Pôle social – N° RG 23/00824 – N° Portalis DB22-W-B7H-RNBO
EXPOSE DES FAITS, PROCEDURE, PRETENTIONS ET MOYENS DES PARTIES
Le 16 août 2022, la société KEOLIS a déclaré à la Caisse primaire d’assurance maladie des Yvelines (ci-après CPAM ou la caisse) un accident survenu le 13 août 2022 à 20h45 à son salarié, M. [X] [H], né le 10 septembre 1980 et embauché le 17 octobre 2016 en qualité de conducteur de bus, alors qu’il se trouvait au TerminusVélizy 2.
La déclaration d’accident du travail indique :
— Activité de la victime : le salarié aurait été en train de conduire
— Nature de l’accident : le salarié déclare avoir eu une douleur au dos
— Siège des lésions : dos
— Nature des lésions : douleur
Le certificat médical initial établi par le Docteur [M] [Y], médecin à l’hôpital Antoine Béclère, daté du 14 août 2022, fait état d’une “sciatalgie qui nécessite la marche après soulagement de la douleur” precrivant un arrêt de travail jusqu’au 19 août 2022.
Par décision en date du 22 novembre 2022, la CPAM des Yvelines a notifié à M. [H] un refus de prise en charge au titre de la législation professionnelle de l’accident du 13 août 2022.
M. [H] a saisi la Commission de recours amiable de la caisse, qui a explicitement rejeté son recours lors de sa séance du 18 avril 2023.
Par requête reçue au greffe le 20 juin 2023, M. [H] a saisi le pôle social du Tribunal judiciaire de Versailles afin de contester cette décision explicite de rejet.
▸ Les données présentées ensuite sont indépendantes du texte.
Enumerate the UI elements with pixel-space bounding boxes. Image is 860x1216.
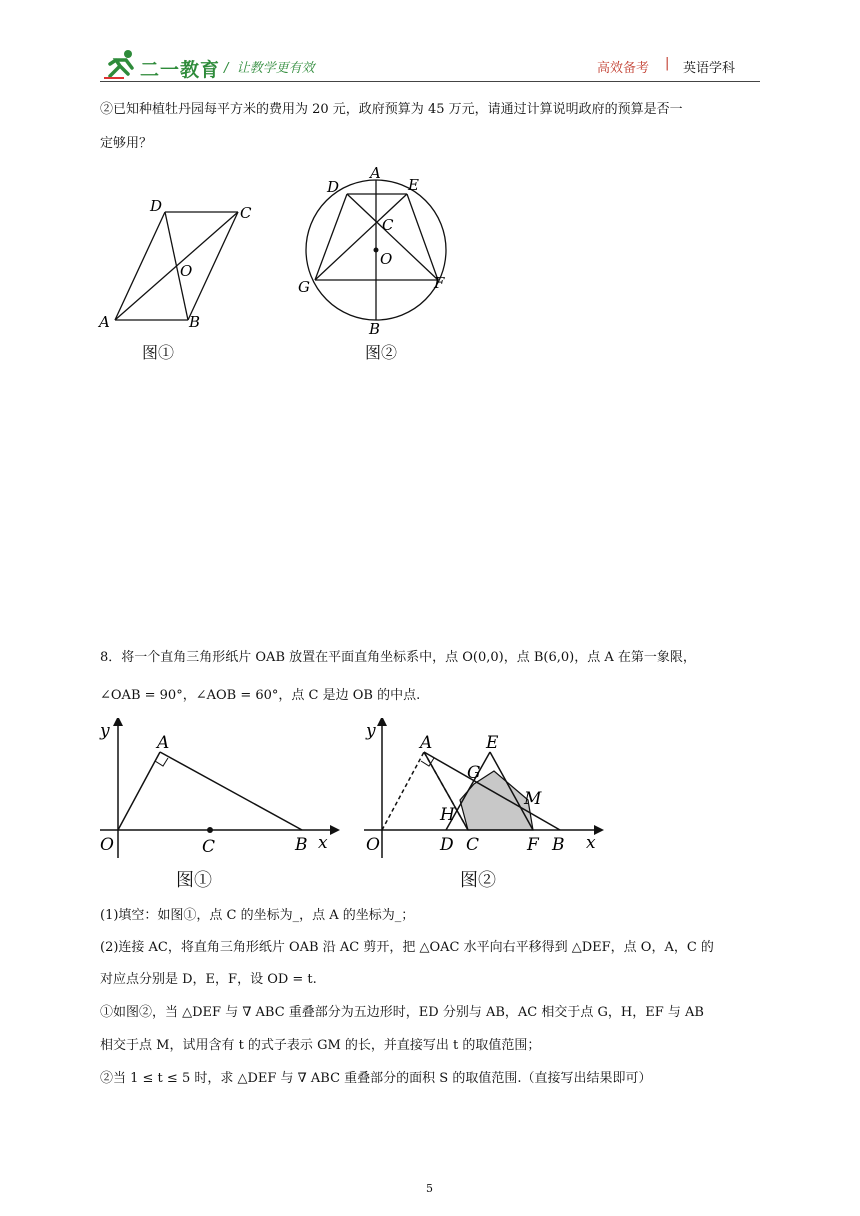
- point-label-A: A: [99, 313, 110, 331]
- point-label-D: D: [150, 197, 163, 215]
- axis-label-x: x: [318, 833, 328, 853]
- header-subject: 英语学科: [683, 61, 736, 76]
- figure1-caption: 图①: [142, 343, 175, 362]
- header-divider: |: [665, 56, 670, 71]
- point-label-E: E: [408, 176, 419, 194]
- point-label-O: O: [380, 250, 393, 268]
- point-label-D: D: [327, 178, 340, 196]
- q8-text-line1: 8．将一个直角三角形纸片 OAB 放置在平面直角坐标系中，点 O(0,0)，点 B(6,0)，点 A 在第一象限，: [100, 650, 696, 665]
- point-label-C: C: [382, 216, 394, 234]
- point-label-G: G: [298, 278, 310, 296]
- point-label-H: H: [440, 805, 455, 825]
- figure-circle-trapezoid: [290, 162, 460, 342]
- point-label-C: C: [240, 204, 252, 222]
- point-label-C: C: [466, 835, 480, 855]
- q8-text-line2: ∠OAB = 90°，∠AOB = 60°，点 C 是边 OB 的中点.: [100, 688, 421, 703]
- figure3-caption: 图①: [176, 870, 212, 891]
- point-label-B: B: [552, 835, 565, 855]
- figure-coordinate-triangle-2: [360, 718, 610, 868]
- point-label-O: O: [100, 835, 114, 855]
- header: [100, 48, 760, 84]
- q8-part3-line1: ①如图②，当 △DEF 与 ∇ ABC 重叠部分为五边形时，ED 分别与 AB，AC 相交于点 G，H，EF 与 AB: [100, 1005, 704, 1020]
- header-rule: [100, 81, 760, 82]
- logo-text: 二一教育: [140, 59, 221, 81]
- axis-label-y: y: [366, 721, 376, 741]
- point-label-O: O: [180, 262, 193, 280]
- point-label-A: A: [420, 733, 433, 753]
- point-label-A: A: [157, 733, 170, 753]
- figure4-caption: 图②: [460, 870, 496, 891]
- point-label-O: O: [366, 835, 380, 855]
- q8-part1: (1)填空：如图①，点 C 的坐标为_，点 A 的坐标为_；: [100, 908, 415, 923]
- q8-part2-line1: (2)连接 AC，将直角三角形纸片 OAB 沿 AC 剪开，把 △OAC 水平向右平移得到 △DEF，点 O，A，C 的: [100, 940, 714, 955]
- figure-parallelogram: [90, 190, 270, 370]
- q7-text-line2: 定够用？: [100, 136, 153, 151]
- q8-part2-line2: 对应点分别是 D，E，F，设 OD = t.: [100, 972, 317, 987]
- point-label-C: C: [202, 837, 216, 857]
- q8-part3-line2: 相交于点 M，试用含有 t 的式子表示 GM 的长，并直接写出 t 的取值范围；: [100, 1038, 541, 1053]
- point-label-M: M: [524, 789, 542, 809]
- point-label-B: B: [295, 835, 308, 855]
- q8-part4: ②当 1 ≤ t ≤ 5 时，求 △DEF 与 ∇ ABC 重叠部分的面积 S 的取值范围.（直接写出结果即可）: [100, 1071, 652, 1086]
- axis-label-x: x: [586, 833, 596, 853]
- page-number: 5: [426, 1182, 433, 1195]
- header-exam-prep: 高效备考: [597, 61, 650, 76]
- point-label-D: D: [440, 835, 454, 855]
- point-label-B: B: [369, 320, 381, 338]
- axis-label-y: y: [100, 721, 110, 741]
- q7-text-line1: ②已知种植牡丹园每平方米的费用为 20 元，政府预算为 45 万元，请通过计算说明政府的预算是否一: [100, 102, 683, 117]
- point-label-F: F: [527, 835, 539, 855]
- logo-runner-icon: [104, 48, 140, 80]
- point-label-F: F: [434, 274, 445, 292]
- point-label-G: G: [467, 763, 481, 783]
- point-label-E: E: [486, 733, 499, 753]
- point-label-A: A: [370, 164, 381, 182]
- figure2-caption: 图②: [365, 343, 398, 362]
- point-label-B: B: [189, 313, 201, 331]
- slogan: / 让教学更有效: [224, 61, 315, 76]
- figure-coordinate-triangle-1: [92, 718, 342, 868]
À défaut de conciliation possible et après un renvoi, l’affaire a été retenue à l’audience du 04 novembre 2024 au cours de laquelle, M. [H], représenté par son avocat, sollicite du tribunal la prise en charge du fait accidentel du 13 août 2022 au titre de la législation professionnelle outre la condamnation de la CPAM à lui verser la somme de 1500 euros sur le fondement de l’article 700 du code de procédure civile ainsi qu’aux entiers dépens.
A l’appui de ses prétentions, il fait en premier lieu valoir le non-respect du délai d’instruction qui a été supérieur à 90 jours, ayant pour conséquence l’acceptation implicite de cet accident au titre de la législation sur les risques professionnels. Sur le fond, il soutient que la présomption d’imputabilité à vocation à s’appliquer à son cas et qu’elle ne peut être détruite qu’en rapportant la preuve que la lésion a une origine totalement étrangère au travail. Il affirme que ce n’est pas parce qu’il avait des douleurs antérieures que le fait accidentel soudain n’a pas pû exister, en l’occurence constitué par le fait qu’il se soit retrouvé totalement bloqué. Il soutient que son travail a précipité la dégradation de son état de santé provoquant le blocage soudain de son dos, alors qu’il était en service, conduisant un bus.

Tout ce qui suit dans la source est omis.